Il valore rinnovabile del cuoio

Nel periodo recente, una nuova sensibilità all’ambiente ha innalzato la consapevolezza verso i materiali del nostro quotidiano, e il cuoio (da millenni!) è tra questi. Sulla scia di questa nuova consapevolezza, ci si è interrogati anche sull’utilizzo responsabile di questo materiale indubbiamente naturale, indubbiamente rinnovabile, ma fino a che punto (e a che prezzo) sostenibile?

Grazie alla nuova attenzione per le risorse del nostro pianeta, è stato riconosciuto il valore del patrimonio faunistico, e ridotto l’impatto di un uso scellerato e incontrollato della caccia e della tratta di materiali ritenuti pregiati. Attualmente il pellame utilizzato dall’industria dell’arredo proviene dagli allevamenti bovini destinati all’industria alimentare, di cui il cuoio è un sottoprodotto.

Il cuoio è il risultato di una lunga lavorazione: questo fa sì che il materiale acquisisca un valore molto alto, che a sua volta ha fatto innalzare gli standard qualitativi della sua produzione. Un buon pellame infatti richiede che l’animale sia allevato nel migliore dei modi, al sicuro dai danni causati da parassiti, dalla contaminazione con lo sterco, da graffi e cicatrici che, dall’allevamento al trasporto alla macellazione, ne declasserebbero il valore.

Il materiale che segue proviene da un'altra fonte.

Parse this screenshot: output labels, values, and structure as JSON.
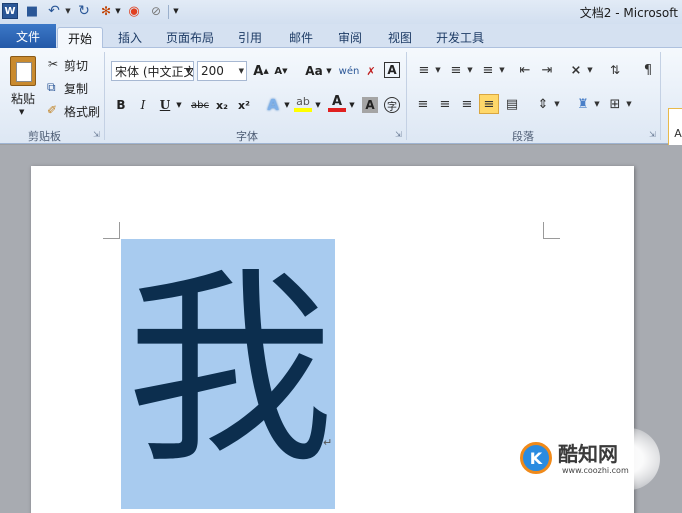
{
  "app": {
    "logo_letter": "W",
    "doc_title": "文档2 - Microsoft"
  },
  "quick_access": {
    "icons": [
      "word-logo",
      "save-icon",
      "undo-icon",
      "redo-icon",
      "format-painter-icon",
      "color-icon",
      "clear-icon",
      "customize-icon"
    ]
  },
  "tabs": {
    "file": "文件",
    "home": "开始",
    "insert": "插入",
    "layout": "页面布局",
    "references": "引用",
    "mailings": "邮件",
    "review": "审阅",
    "view": "视图",
    "developer": "开发工具"
  },
  "clipboard": {
    "paste": "粘贴",
    "cut": "剪切",
    "copy": "复制",
    "format_painter": "格式刷",
    "group": "剪贴板"
  },
  "font": {
    "name": "宋体 (中文正文)",
    "size": "200",
    "group": "字体",
    "grow": "A",
    "shrink": "A",
    "case": "Aa",
    "phonetic": "wén",
    "border_char": "A",
    "bold": "B",
    "italic": "I",
    "underline": "U",
    "strike": "abc",
    "sub": "x₂",
    "sup": "x²",
    "effect": "A",
    "highlight": "ab",
    "font_color": "A",
    "shading": "A",
    "enclose": "字"
  },
  "paragraph": {
    "group": "段落"
  },
  "styles": {
    "preview": "A"
  },
  "document": {
    "content": "我",
    "paragraph_mark": "↵"
  },
  "watermark": {
    "logo": "K",
    "name": "酷知网",
    "url": "www.coozhi.com"
  },
  "colors": {
    "accent": "#2b5797",
    "selection": "#a8cbef",
    "highlight": "#ffff00",
    "font_color": "#e02020",
    "justify_active": "#ffd86a"
  }
}
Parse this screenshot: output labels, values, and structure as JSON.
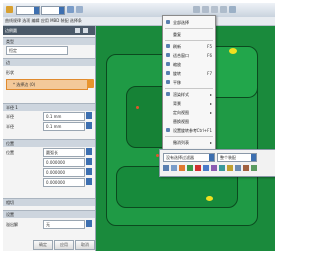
{
  "window": {
    "title": "曲线规律 选项 编辑 应用 MBD 装配 选择条"
  },
  "panel": {
    "header": "边倒圆",
    "sections": {
      "type": "类型",
      "edge": "边",
      "shape": "形状",
      "radius": "半径 1",
      "position": "位置",
      "tangency": "相切",
      "settings": "设置"
    },
    "type_value": "恒定",
    "edge_select": "* 选择边 (0)",
    "radius_label": "半径",
    "radius_value": "0.1 mm",
    "radius2_value": "0.1 mm",
    "fields": [
      {
        "label": "位置",
        "value": "圆弧长"
      },
      {
        "label": "",
        "value": "0.000000"
      },
      {
        "label": "",
        "value": "0.000000"
      },
      {
        "label": "",
        "value": "0.000000"
      }
    ],
    "setting_label": "溢出解",
    "setting_value": "无",
    "ok_label": "确定",
    "apply_label": "应用",
    "cancel_label": "取消"
  },
  "context_menu": {
    "items": [
      {
        "label": "全部选择",
        "shortcut": ""
      },
      {
        "label": "重复",
        "shortcut": ""
      },
      {
        "label": "刷新",
        "shortcut": "F5"
      },
      {
        "label": "适合窗口",
        "shortcut": "F6"
      },
      {
        "label": "缩放",
        "shortcut": ""
      },
      {
        "label": "旋转",
        "shortcut": "F7"
      },
      {
        "label": "平移",
        "shortcut": ""
      },
      {
        "label": "渲染样式",
        "shortcut": ""
      },
      {
        "label": "背景",
        "shortcut": ""
      },
      {
        "label": "定向视图",
        "shortcut": ""
      },
      {
        "label": "替换视图",
        "shortcut": ""
      },
      {
        "label": "设置旋转参考",
        "shortcut": "Ctrl+F1"
      },
      {
        "label": "撤消列表",
        "shortcut": ""
      }
    ]
  },
  "select_bar": {
    "filter_value": "没有选择过滤器",
    "scope_value": "整个装配"
  },
  "colors": {
    "viewport_green": "#1a8a3c",
    "accent_blue": "#3d6fb0",
    "selection_orange": "#f3c99a"
  }
}
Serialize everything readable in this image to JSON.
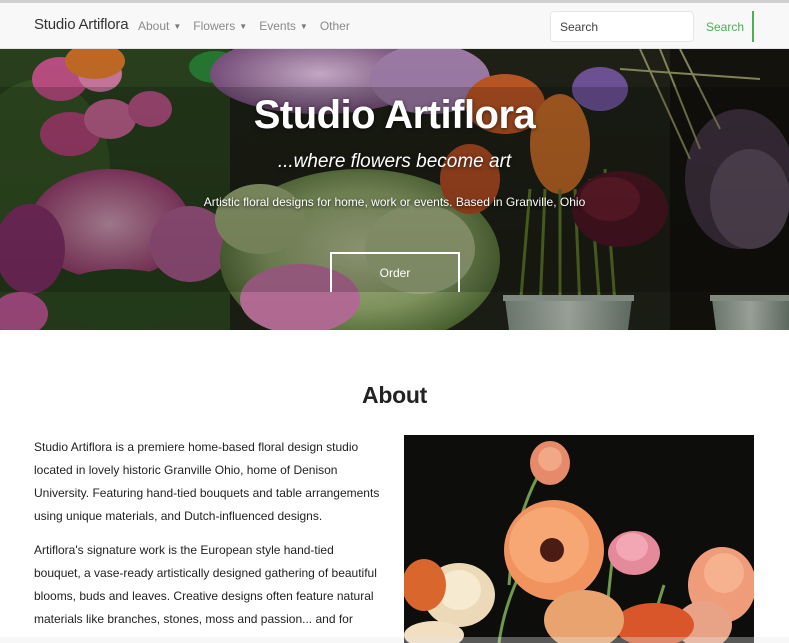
{
  "navbar": {
    "brand": "Studio Artiflora",
    "menu": [
      {
        "label": "About",
        "has_dropdown": true
      },
      {
        "label": "Flowers",
        "has_dropdown": true
      },
      {
        "label": "Events",
        "has_dropdown": true
      },
      {
        "label": "Other",
        "has_dropdown": false
      }
    ],
    "search_placeholder": "Search",
    "search_button": "Search",
    "accent_color": "#4caf50"
  },
  "hero": {
    "title": "Studio Artiflora",
    "tagline": "...where flowers become art",
    "description": "Artistic floral designs for home, work or events. Based in Granville, Ohio",
    "order_button": "Order"
  },
  "about": {
    "heading": "About",
    "paragraphs": [
      "Studio Artiflora is a premiere home-based floral design studio located in lovely historic Granville Ohio, home of Denison University. Featuring hand-tied bouquets and table arrangements using unique materials, and Dutch-influenced designs.",
      "Artiflora's signature work is the European style hand-tied bouquet, a vase-ready artistically designed gathering of beautiful blooms, buds and leaves. Creative designs often feature natural materials like branches, stones, moss and passion... and for"
    ]
  }
}
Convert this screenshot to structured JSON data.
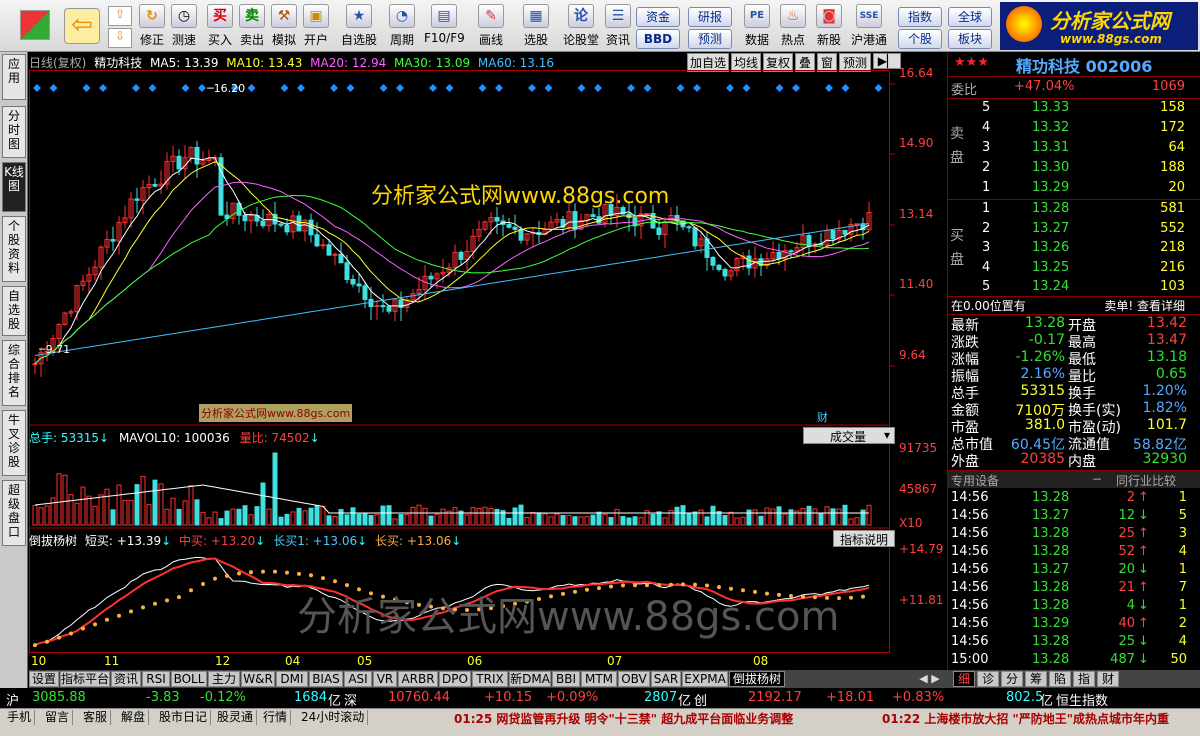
{
  "toolbar": {
    "buttons": [
      "买入",
      "卖出",
      "模拟",
      "开户",
      "自选股",
      "周期",
      "F10/F9",
      "画线",
      "选股",
      "论股堂",
      "资讯",
      "数据",
      "热点",
      "新股",
      "沪港通"
    ],
    "nav": [
      "修正",
      "测速"
    ],
    "small": [
      "资金",
      "BBD",
      "研报",
      "预测",
      "指数",
      "个股",
      "全球",
      "板块"
    ],
    "logo": "分析家公式网",
    "logo_url": "www.88gs.com"
  },
  "left_tabs": [
    "应用",
    "分时图",
    "K线图",
    "个股资料",
    "自选股",
    "综合排名",
    "牛叉诊股",
    "超级盘口"
  ],
  "chart": {
    "header": {
      "title": "日线(复权)",
      "stock": "精功科技",
      "ma5": "MA5: 13.39",
      "ma10": "MA10: 13.43",
      "ma20": "MA20: 12.94",
      "ma30": "MA30: 13.09",
      "ma60": "MA60: 13.16"
    },
    "top_buttons": [
      "加自选",
      "均线",
      "复权",
      "叠",
      "窗",
      "预测"
    ],
    "price_axis": [
      "16.64",
      "14.90",
      "13.14",
      "11.40",
      "9.64"
    ],
    "high_label": "16.20",
    "low_label": "9.71",
    "watermark_top": "分析家公式网www.88gs.com",
    "watermark_small": "分析家公式网www.88gs.com",
    "watermark_bottom": "分析家公式网www.88gs.com",
    "cai_label": "财",
    "vol_header": {
      "total": "总手: 53315",
      "mavol": "MAVOL10: 100036",
      "ratio": "量比: 74502"
    },
    "vol_dropdown": "成交量",
    "vol_axis": [
      "91735",
      "45867",
      "X10"
    ],
    "ind_header": {
      "name": "倒拔杨树",
      "short": "短买: +13.39",
      "mid": "中买: +13.20",
      "long1": "长买1: +13.06",
      "long": "长买: +13.06"
    },
    "ind_button": "指标说明",
    "ind_axis": [
      "+14.79",
      "+11.81"
    ],
    "months": [
      "10",
      "11",
      "12",
      "04",
      "05",
      "06",
      "07",
      "08"
    ]
  },
  "quote": {
    "name": "精功科技 002006",
    "weibi_label": "委比",
    "weibi": "+47.04%",
    "weicha": "1069",
    "sell_label": "卖盘",
    "buy_label": "买盘",
    "asks": [
      {
        "n": "5",
        "p": "13.33",
        "v": "158"
      },
      {
        "n": "4",
        "p": "13.32",
        "v": "172"
      },
      {
        "n": "3",
        "p": "13.31",
        "v": "64"
      },
      {
        "n": "2",
        "p": "13.30",
        "v": "188"
      },
      {
        "n": "1",
        "p": "13.29",
        "v": "20"
      }
    ],
    "bids": [
      {
        "n": "1",
        "p": "13.28",
        "v": "581"
      },
      {
        "n": "2",
        "p": "13.27",
        "v": "552"
      },
      {
        "n": "3",
        "p": "13.26",
        "v": "218"
      },
      {
        "n": "4",
        "p": "13.25",
        "v": "216"
      },
      {
        "n": "5",
        "p": "13.24",
        "v": "103"
      }
    ],
    "pos_note": "在0.00位置有",
    "pos_link": "卖单! 查看详细",
    "stats": [
      [
        "最新",
        "13.28",
        "开盘",
        "13.42"
      ],
      [
        "涨跌",
        "-0.17",
        "最高",
        "13.47"
      ],
      [
        "涨幅",
        "-1.26%",
        "最低",
        "13.18"
      ],
      [
        "振幅",
        "2.16%",
        "量比",
        "0.65"
      ],
      [
        "总手",
        "53315",
        "换手",
        "1.20%"
      ],
      [
        "金额",
        "7100万",
        "换手(实)",
        "1.82%"
      ],
      [
        "市盈",
        "381.0",
        "市盈(动)",
        "101.7"
      ],
      [
        "总市值",
        "60.45亿",
        "流通值",
        "58.82亿"
      ],
      [
        "外盘",
        "20385",
        "内盘",
        "32930"
      ]
    ],
    "tick_header": "专用设备",
    "tick_compare": "同行业比较",
    "ticks": [
      [
        "14:56",
        "13.28",
        "2",
        "up",
        "1"
      ],
      [
        "14:56",
        "13.27",
        "12",
        "dn",
        "5"
      ],
      [
        "14:56",
        "13.28",
        "25",
        "up",
        "3"
      ],
      [
        "14:56",
        "13.28",
        "52",
        "up",
        "4"
      ],
      [
        "14:56",
        "13.27",
        "20",
        "dn",
        "1"
      ],
      [
        "14:56",
        "13.28",
        "21",
        "up",
        "7"
      ],
      [
        "14:56",
        "13.28",
        "4",
        "dn",
        "1"
      ],
      [
        "14:56",
        "13.29",
        "40",
        "up",
        "2"
      ],
      [
        "14:56",
        "13.28",
        "25",
        "dn",
        "4"
      ],
      [
        "15:00",
        "13.28",
        "487",
        "dn",
        "50"
      ]
    ],
    "bottom_tabs": [
      "细",
      "诊",
      "分",
      "筹",
      "陷",
      "指",
      "财"
    ]
  },
  "bottom_tabs": [
    "设置",
    "指标平台",
    "资讯",
    "RSI",
    "BOLL",
    "主力",
    "W&R",
    "DMI",
    "BIAS",
    "ASI",
    "VR",
    "ARBR",
    "DPO",
    "TRIX",
    "新DMA",
    "BBI",
    "MTM",
    "OBV",
    "SAR",
    "EXPMA",
    "倒拔杨树"
  ],
  "status": {
    "sh_label": "沪",
    "sh": "3085.88",
    "sh_chg": "-3.83",
    "sh_pct": "-0.12%",
    "sh_amt": "1684",
    "yi": "亿",
    "sz_label": "深",
    "sz": "10760.44",
    "sz_chg": "+10.15",
    "sz_pct": "+0.09%",
    "sz_amt": "2807",
    "cy_label": "创",
    "cy": "2192.17",
    "cy_chg": "+18.01",
    "cy_pct": "+0.83%",
    "hk_amt": "802.5",
    "hk_label": "恒生指数"
  },
  "news_buttons": [
    "手机",
    "留言",
    "客服",
    "解盘",
    "股市日记",
    "股灵通",
    "行情",
    "24小时滚动"
  ],
  "news1": "01:25 网贷监管再升级 明令\"十三禁\" 超九成平台面临业务调整",
  "news2": "01:22 上海楼市放大招 \"严防地王\"成热点城市年内重"
}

A questo si aggiungono anche i miglioramenti apportati alle tecniche di concia, ora sempre più basate su processi e attrezzature con impatto ridotto sull’ambiente e sui residui delle lavorazioni.

Spesso, per ragioni di vantaggio economico immediato travestito da ambientalismo, il cuoio è stato rimpiazzato da materiali plastici e di sintesi, talvolta anche definiti ecologici nella denominazione commerciale. In molti casi si tratta di microfibre composite di polivinilcloruro o altri polimeri tessili a base di petrolio, il cui vantaggio per l’ambiente è tutt’ora da accertare… Certo, magari molto meno costosi, ma solo come prezzo di listino.

Molto spesso siamo noi consumatori i diretti responsabili di queste produzioni: tali materiali vengono messi a punto anche per assecondare le richieste di un mercato che non sa più apprezzare la “ruga” sul pellame di un bovino, perché la ritiene un difetto. Così come ritiene difetto il nodo di un legno, che invece è proprio la sua più intrinseca naturalità. Ma tant’è, il cliente che non vuole sentire ragioni spesso, senza saperlo, ha pilotato la ricerca di materiali perfetti, perfettamente riproducibili all’infinito senza imperfezioni, senza mutazioni, plastici. Spesso definiti migliori e più durevoli, in realtà a differenza del cuoio sono sicuramente non biodegradabili.